Bayes Factor can be tricky to calculate, so let’s think about if we’re finding it for a two sided hypothesis test. That is, consider:

\[H_0: \theta = \theta_0, \; H_A: \theta \neq \theta_0\]

The Bayes factor relating the hypotheses is:

\[\frac{P(data|H_A \; true)}{P(data|H_0 \; true)}\]

Let’s think about the denominator. This should be relatively easy to find, since it’s just the probability of the data given a specific value for the parameter, or \(P(data | \theta_0)\). The numerator is a little more complicated, since \(H_A\) by design includes many values for the parameter \(\theta\). For this, then we have to integrate over all possible values of \(\theta\), weighting by the probability of each \(\theta\) along the way. That is:

\[P(data | H_A \; true, \; \theta \neq \theta_0) = \int_{\theta} f(data | \theta) f(\theta)\]

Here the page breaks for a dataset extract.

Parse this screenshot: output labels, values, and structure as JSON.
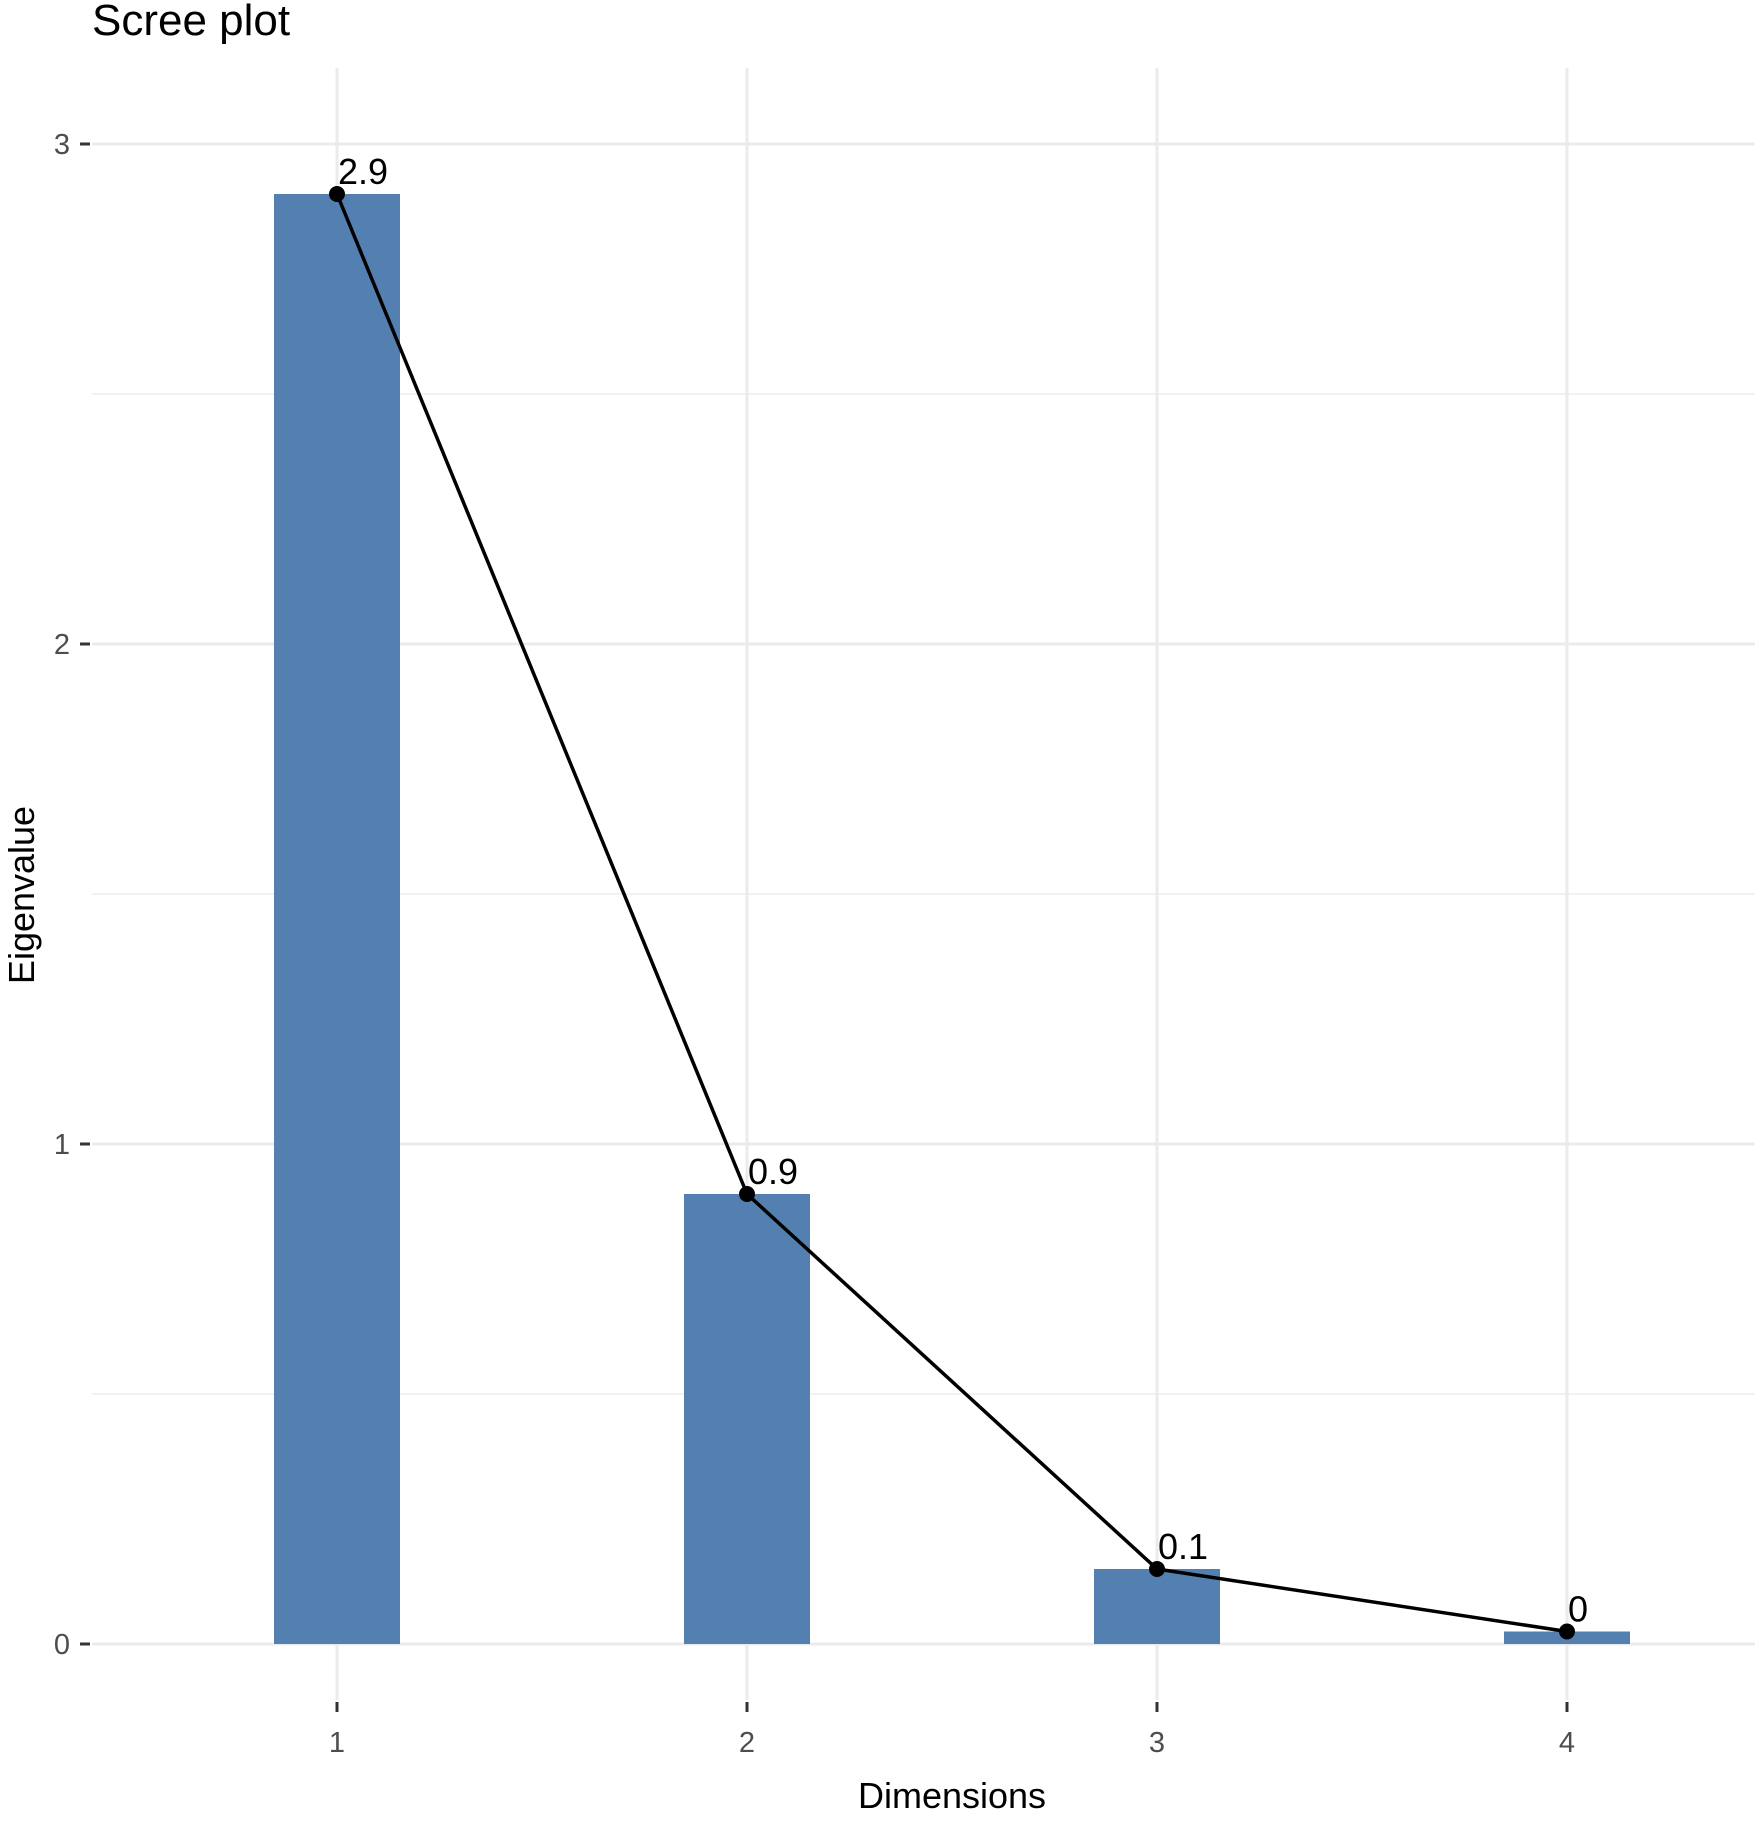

Where \(f(\theta)\) is just the prior, which we’re used to by now. So, we could re-write our Bayes factor from above:

\[\frac{\int_{\theta} f(data | \theta) f(\theta)}{f(data|\theta_0)}\]

Again, we judge which model is more likely be the magnitude of Bayes Factor.

8.3.1 BIC

Short for Bayesian Information Criterion, this allows us to compare two models. Let’s just jump right in; here’s the equation:

\[BIC = -2\big[ l(\hat{\theta}_{MLE})\big] + k \big[log(n) + log(2\pi)\big]\]

Where \(l(\hat{\theta}_{MLE})\) is the value of the log likelihood evaluated at the MLEs, \(k\) is the number of free parameters (i.e., a Normal distribution has 2 parameters), \(n\) is the sample size.

If you calculate the BIC for two different models, you ideally want the model with the lowest BIC. So, if \(H_0\) had a BIC of -50 and \(H_A\) had a BIC of -80, you might prefer \(H_0\).